The team had several candidates, but they were drawn to Collins’s love of teaching his community about farming and gardening. He first got a taste when his neighbors in the Sycamore Meadows apartment complex followed his lead in planting small plots at the complex. Collins says he eventually had to leave because he was one dollar over the income limit for housing assistance there. But the experience drove him to start his own non-profit, called Willow Run Acres, to keep spreading the joy and value of farming in his old neighborhood—Sycamore Meadows is across the street from the Clay Hill Community Farm. That’s why he’s chosen this particular plot, regardless of its challenges.
“I’ve never wanted to be a merchant; I wanted to focus on being an educator,” Collins said. “I’d rather teach somebody than sell to somebody because they can cherish that forever. You can get that dollar today and spend it today, and then it’s gone tomorrow.”
Walking with Collins in the thriving garden at Appleridge Park, he’s quick to point out all the varieties of collard greens, the medicinal benefits of comfrey, as well as the invasive growth habits of horseradish. He’s eager to hand out raspberries and ground cherries while he explains how to expand the patch with stem cuttings.
“TC ended up being a perfect partner,” said Dasanayaka, who was a co-lead of BLUElab Metro in 2024 and is now a member of the BLUElab Executive Board. “Our values lined up really well.
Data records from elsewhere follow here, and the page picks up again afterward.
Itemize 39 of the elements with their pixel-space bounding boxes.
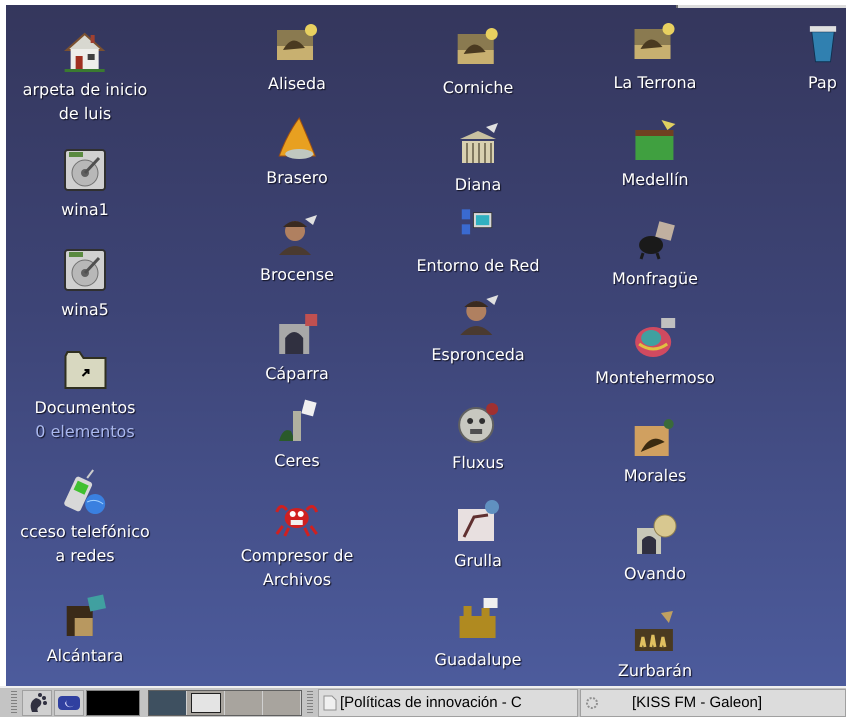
document-icon <box>323 694 337 710</box>
icon-label[interactable]: Documentos <box>34 396 136 420</box>
icon-label[interactable]: Compresor de Archivos <box>240 544 354 592</box>
icon-label[interactable]: Aliseda <box>268 72 326 96</box>
task-button[interactable]: [Políticas de innovación - C <box>318 688 578 716</box>
icon-label[interactable]: Monfragüe <box>612 267 698 291</box>
icon-label[interactable]: arpeta de inicio de luis <box>22 78 148 126</box>
icon-label[interactable]: Espronceda <box>431 343 525 367</box>
icon-label[interactable]: Ceres <box>274 449 320 473</box>
item-count: 0 elementos <box>35 421 135 443</box>
icon-label[interactable]: Grulla <box>454 549 502 573</box>
gear-icon <box>585 696 599 710</box>
icon-label[interactable]: Cáparra <box>265 362 329 386</box>
icon-label[interactable]: Medellín <box>621 168 689 192</box>
icon-label[interactable]: wina5 <box>61 298 109 322</box>
icon-label[interactable]: Ovando <box>624 562 686 586</box>
task-title: [Políticas de innovación - C <box>340 694 522 711</box>
window-thumbnail <box>190 692 220 712</box>
icon-label[interactable]: Morales <box>624 464 686 488</box>
icon-label[interactable]: Guadalupe <box>434 648 522 672</box>
icon-label[interactable]: Diana <box>454 173 502 197</box>
icon-label[interactable]: wina1 <box>61 198 109 222</box>
applet-display[interactable] <box>86 690 140 716</box>
icon-label[interactable]: La Terrona <box>614 71 696 95</box>
icon-label[interactable]: cceso telefónico a redes <box>20 520 150 568</box>
icon-label[interactable]: Alcántara <box>46 644 124 668</box>
icon-label[interactable]: Corniche <box>442 76 514 100</box>
icon-label[interactable]: Zurbarán <box>618 659 692 683</box>
icon-label[interactable]: Pap <box>808 71 837 95</box>
workspace-cell[interactable] <box>149 690 187 714</box>
task-title: [KISS FM - Galeon] <box>632 694 762 711</box>
icon-label[interactable]: Brocense <box>260 263 334 287</box>
icon-label[interactable]: Brasero <box>266 166 328 190</box>
foot-icon[interactable] <box>22 690 52 716</box>
icon-label[interactable]: Montehermoso <box>595 366 715 390</box>
icon-label[interactable]: Entorno de Red <box>416 254 540 278</box>
icon-label[interactable]: Fluxus <box>452 451 504 475</box>
task-button[interactable]: [KISS FM - Galeon] <box>580 688 846 716</box>
moon-icon[interactable] <box>54 690 84 716</box>
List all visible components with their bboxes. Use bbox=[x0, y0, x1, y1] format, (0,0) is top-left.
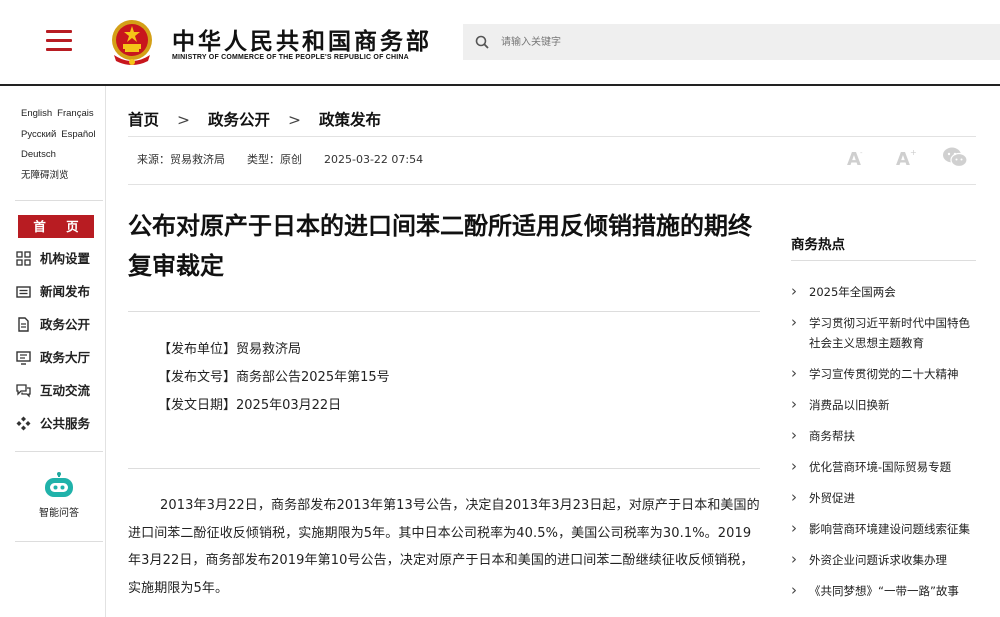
lang-french[interactable]: Français bbox=[57, 108, 93, 119]
svg-text:-: - bbox=[860, 149, 863, 157]
search-icon[interactable] bbox=[475, 35, 489, 49]
hot-topic-link[interactable]: 优化营商环境-国际贸易专题 bbox=[791, 456, 981, 477]
chat-icon bbox=[16, 384, 31, 398]
font-decrease-icon[interactable]: A - bbox=[845, 146, 867, 168]
lang-german[interactable]: Deutsch bbox=[21, 149, 56, 160]
divider bbox=[128, 311, 760, 312]
hot-topic-link[interactable]: 2025年全国两会 bbox=[791, 281, 981, 302]
smart-qa-label: 智能问答 bbox=[39, 508, 79, 519]
divider bbox=[128, 136, 976, 137]
national-emblem-icon bbox=[112, 20, 152, 65]
breadcrumb: 首页 > 政务公开 > 政策发布 bbox=[128, 108, 381, 130]
service-icon bbox=[16, 416, 31, 431]
smart-qa-button[interactable]: 智能问答 bbox=[15, 456, 103, 542]
sidebar-divider-vertical bbox=[105, 86, 106, 617]
document-info: 【发布单位】贸易救济局 【发布文号】商务部公告2025年第15号 【发文日期】2… bbox=[158, 336, 390, 420]
wechat-share-icon[interactable] bbox=[942, 146, 968, 168]
sidebar-nav: 首 页 机构设置 新闻发布 政务公开 政务大厅 互动交流 公共服务 bbox=[15, 200, 103, 452]
divider bbox=[128, 468, 760, 469]
hot-topic-link[interactable]: 学习贯彻习近平新时代中国特色社会主义思想主题教育 bbox=[791, 312, 981, 353]
chevron-right-icon: > bbox=[177, 111, 191, 129]
sidebar-item-organization[interactable]: 机构设置 bbox=[15, 242, 103, 275]
sidebar-item-label: 新闻发布 bbox=[40, 284, 91, 299]
sidebar-item-label: 机构设置 bbox=[40, 251, 91, 266]
sidebar-item-home[interactable]: 首 页 bbox=[18, 215, 94, 238]
hot-topic-link[interactable]: 学习宣传贯彻党的二十大精神 bbox=[791, 363, 981, 384]
sidebar-item-label: 政务公开 bbox=[40, 317, 91, 332]
robot-assistant-icon bbox=[45, 472, 73, 497]
divider bbox=[128, 184, 976, 185]
hot-topics-list: 2025年全国两会 学习贯彻习近平新时代中国特色社会主义思想主题教育 学习宣传贯… bbox=[791, 281, 981, 612]
hot-topic-link[interactable]: 商务帮扶 bbox=[791, 425, 981, 446]
svg-text:A: A bbox=[847, 149, 861, 168]
document-icon bbox=[18, 317, 29, 332]
sidebar-item-interaction[interactable]: 互动交流 bbox=[15, 374, 103, 407]
site-title[interactable]: 中华人民共和国商务部 bbox=[172, 22, 432, 56]
hot-topic-link[interactable]: 外资企业问题诉求收集办理 bbox=[791, 549, 981, 570]
article-meta: 来源：贸易救济局 类型：原创 2025-03-22 07:54 bbox=[137, 151, 445, 167]
doc-issue-date: 【发文日期】2025年03月22日 bbox=[158, 398, 342, 413]
meta-type: 类型：原创 bbox=[247, 153, 302, 166]
breadcrumb-home[interactable]: 首页 bbox=[128, 111, 159, 129]
hot-topic-link[interactable]: 外贸促进 bbox=[791, 487, 981, 508]
svg-text:A: A bbox=[896, 149, 910, 168]
chevron-right-icon: > bbox=[288, 111, 302, 129]
org-grid-icon bbox=[16, 251, 31, 266]
sidebar-item-public-service[interactable]: 公共服务 bbox=[15, 407, 103, 440]
doc-number: 【发布文号】商务部公告2025年第15号 bbox=[158, 370, 390, 385]
sidebar-item-news[interactable]: 新闻发布 bbox=[15, 275, 103, 308]
hot-topic-link[interactable]: 消费品以旧换新 bbox=[791, 394, 981, 415]
svg-text:+: + bbox=[910, 148, 917, 157]
sidebar-item-service-hall[interactable]: 政务大厅 bbox=[15, 341, 103, 374]
hamburger-menu-icon[interactable] bbox=[46, 30, 72, 52]
divider bbox=[791, 260, 976, 261]
site-header: 中华人民共和国商务部 MINISTRY OF COMMERCE OF THE P… bbox=[0, 0, 1000, 86]
meta-date: 2025-03-22 07:54 bbox=[324, 153, 424, 166]
news-icon bbox=[16, 286, 31, 298]
hot-topic-link[interactable]: 影响营商环境建设问题线索征集 bbox=[791, 518, 981, 539]
hot-topic-link[interactable]: 《共同梦想》“一带一路”故事 bbox=[791, 580, 981, 601]
accessibility-link[interactable]: 无障碍浏览 bbox=[21, 170, 69, 181]
lang-english[interactable]: English bbox=[21, 108, 52, 119]
meta-source: 来源：贸易救济局 bbox=[137, 153, 225, 166]
sidebar-divider bbox=[15, 451, 103, 452]
language-links: English Français Русский Español Deutsch 无… bbox=[21, 104, 101, 186]
article-title: 公布对原产于日本的进口间苯二酚所适用反倾销措施的期终复审裁定 bbox=[128, 212, 752, 280]
sidebar-item-public-affairs[interactable]: 政务公开 bbox=[15, 308, 103, 341]
lang-russian[interactable]: Русский bbox=[21, 129, 56, 140]
breadcrumb-policy-release[interactable]: 政策发布 bbox=[319, 111, 381, 129]
site-subtitle: MINISTRY OF COMMERCE OF THE PEOPLE'S REP… bbox=[172, 54, 409, 61]
font-increase-icon[interactable]: A + bbox=[895, 146, 919, 168]
search-bar bbox=[463, 24, 1000, 60]
hot-topics-title: 商务热点 bbox=[791, 237, 845, 253]
sidebar-item-label: 公共服务 bbox=[40, 416, 91, 431]
doc-issuer: 【发布单位】贸易救济局 bbox=[158, 342, 302, 357]
breadcrumb-public-affairs[interactable]: 政务公开 bbox=[208, 111, 270, 129]
article-paragraph: 2013年3月22日，商务部发布2013年第13号公告，决定自2013年3月23… bbox=[128, 498, 760, 596]
monitor-icon bbox=[16, 351, 31, 365]
lang-spanish[interactable]: Español bbox=[61, 129, 95, 140]
sidebar-item-label: 政务大厅 bbox=[40, 350, 91, 365]
sidebar-item-label: 互动交流 bbox=[40, 383, 91, 398]
search-input[interactable] bbox=[501, 24, 981, 60]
We wanted to lean more into education, and TC’s passion is pretty much unmatched in my eyes.”
Learning to focus on the need

Finding a feasible solution came less quickly. The students had to learn to balance their ambition with Collins’s needs, their own capabilities and the community’s ability to maintain their solution in the future. Some initial designs were too grandiose, but programs from C-SED and regular meetings with Collins helped his team land on something that worked for everyone, Dasanayaka said.
“What makes BLUElab students stand out even further is that they don’t have a problem already defined,” said Steven Skerlos, a professor of mechanical engineering and civil and environmental engineering, who co-founded BLUElab and C-SED. “They have to partner to not just define the solution, but define the problem. There’s another level of initiative and leadership that allows these BLUElab students to really shine.”
This summer, the team prioritized connecting a basic irrigation system to his tote. BLUElab has already laid 500 feet of irrigation tubing at Clay Hill to help Collins, securing it down the length of several herb and vegetable beds with landscaping staples. They also placed rings of irrigation tubing around the base of each fruit tree in the farm’s orchard—around 130 in total. Each ring and line is connected to larger hoses that lead to a battery-powered, submersible pump, which pushes water from the tote through the irrigation system.
“We want to have a basic prototype down and fully tested for irrigation,” said Dasanayaka. “That way we can just keep building on it, and TC can have something of use.”